Jeff Gibbons, plant manager for Setton Pistachio in Terra Bella, said he believes the industry is well equipped to handle a billion-pound crop (photo courtesy Jeff Gibbons).


Late-Season NOW Control

Annually, the biggest crop management issue for pistachio growers in the days leading up to harvest, according to sources, centers around the navel orangeworm (NOW.)

“Because the infestation is so devastating, from the point of view of aflatoxin contamination and from the point of view of consumer distaste and from the point of view that they are very difficult to sort out, navel orangeworm is the biggest problem in the industry,” Ferguson said.

The availability of NOW insecticides with an array of preharvest intervals, including some as short as two days, has made late-season control more conducive to harvest operations, according to growers. Good off-season practices can also help ensure NOW issues are minimal come August.

“Hopefully, if you’ve done everything else starting the previous harvest—you’ve cleaned up with some good winterization and done everything by the book—mostly you don’t have too much navel orangeworm pressure right before harvest,” Watte said. “But with Mother Nature being Mother Nature, occasionally you do.”

Double shaking trees, which has become increasingly common, has helped minimize NOW pressure by helping growers get a head start on winter sanitation programs, according to Jeff Gibbons, plant manager for Setton Pistachio in Terra Bella.

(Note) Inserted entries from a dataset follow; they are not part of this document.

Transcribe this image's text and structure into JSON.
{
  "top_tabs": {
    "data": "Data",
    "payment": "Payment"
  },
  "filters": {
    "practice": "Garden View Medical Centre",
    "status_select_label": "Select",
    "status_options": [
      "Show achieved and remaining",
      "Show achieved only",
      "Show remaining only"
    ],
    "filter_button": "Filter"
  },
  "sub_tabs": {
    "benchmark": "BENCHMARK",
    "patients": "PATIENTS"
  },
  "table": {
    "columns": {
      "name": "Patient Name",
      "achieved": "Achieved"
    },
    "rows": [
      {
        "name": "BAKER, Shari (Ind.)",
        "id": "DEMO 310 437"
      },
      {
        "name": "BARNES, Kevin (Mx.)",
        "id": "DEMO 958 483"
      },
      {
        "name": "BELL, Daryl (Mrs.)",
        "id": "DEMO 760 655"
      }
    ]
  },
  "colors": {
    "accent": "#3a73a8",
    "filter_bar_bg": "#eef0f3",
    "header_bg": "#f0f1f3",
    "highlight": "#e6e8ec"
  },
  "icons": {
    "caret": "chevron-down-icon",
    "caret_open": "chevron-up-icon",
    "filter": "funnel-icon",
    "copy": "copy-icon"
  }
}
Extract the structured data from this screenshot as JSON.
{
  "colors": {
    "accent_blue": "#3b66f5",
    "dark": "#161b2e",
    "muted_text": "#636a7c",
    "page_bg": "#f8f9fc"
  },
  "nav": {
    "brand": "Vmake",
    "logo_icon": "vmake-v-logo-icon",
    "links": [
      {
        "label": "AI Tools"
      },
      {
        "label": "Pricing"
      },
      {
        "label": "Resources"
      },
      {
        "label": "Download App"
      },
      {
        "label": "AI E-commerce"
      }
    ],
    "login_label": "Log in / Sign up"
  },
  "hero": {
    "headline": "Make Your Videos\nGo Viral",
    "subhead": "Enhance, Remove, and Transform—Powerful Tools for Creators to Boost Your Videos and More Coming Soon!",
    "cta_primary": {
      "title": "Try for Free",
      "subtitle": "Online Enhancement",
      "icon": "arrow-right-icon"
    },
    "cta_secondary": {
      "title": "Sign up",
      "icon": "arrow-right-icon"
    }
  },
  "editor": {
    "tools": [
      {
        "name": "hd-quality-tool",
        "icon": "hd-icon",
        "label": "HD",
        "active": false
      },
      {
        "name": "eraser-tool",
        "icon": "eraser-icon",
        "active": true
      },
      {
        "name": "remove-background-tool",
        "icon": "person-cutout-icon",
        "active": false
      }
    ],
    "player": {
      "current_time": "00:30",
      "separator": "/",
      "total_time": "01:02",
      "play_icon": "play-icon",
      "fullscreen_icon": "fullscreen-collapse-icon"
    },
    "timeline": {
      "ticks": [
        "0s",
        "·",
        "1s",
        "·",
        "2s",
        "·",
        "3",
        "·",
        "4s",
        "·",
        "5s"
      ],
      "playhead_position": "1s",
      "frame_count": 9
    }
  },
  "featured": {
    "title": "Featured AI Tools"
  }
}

He encouraged more growers to use the practice.

“With that second shake, you can export all of the navel orangeworm eggs and larvae out of your orchard, so now your orchard is enhanced for winter sanitation,” Gibbons said. “It really cleans up the orchard and prepares them for a good winter sanitation experience and lower navel orangeworm pressure the following year.”

Double shaking also helps growers achieve maximum yield, according to Gibbons.

“What growers need to know is, don’t wait until 90% of the nuts come off,” Gibbons said. “As soon as 50% of the nuts come off, go out and shake them. Then come back 14 days later and get that second 50%.”

Getting into orchards early for a first shake also exports NOW pressure, Gibbons said, reducing its fourth-flight and helping growers obtain the maximum quality premium for their pistachio crop.

And preplanning for two shakes can help growers avoid a rush to coordinate a second shake.

“What growers sometimes do is they will wait and get off 90% with the first shake and think they’re done,” Gibbons said. “But what they don’t realize is there is still 10% left. And then they’ll think, ‘Son of a gun, there is 10% out there, and it only costs 200 dollars an acre to harvest, so I’ll do a second shake.’ Then they try and find a harvester and all the harvesters are busy. It is just a mess. So, just plan on doing two shakes.”

With prior harvest arrangements, plentiful late-season irrigation, insecticide applications when needed and two shakes, California pistachio growers may indeed be well positioned to reap a billion pounds from this year’s pistachio crop.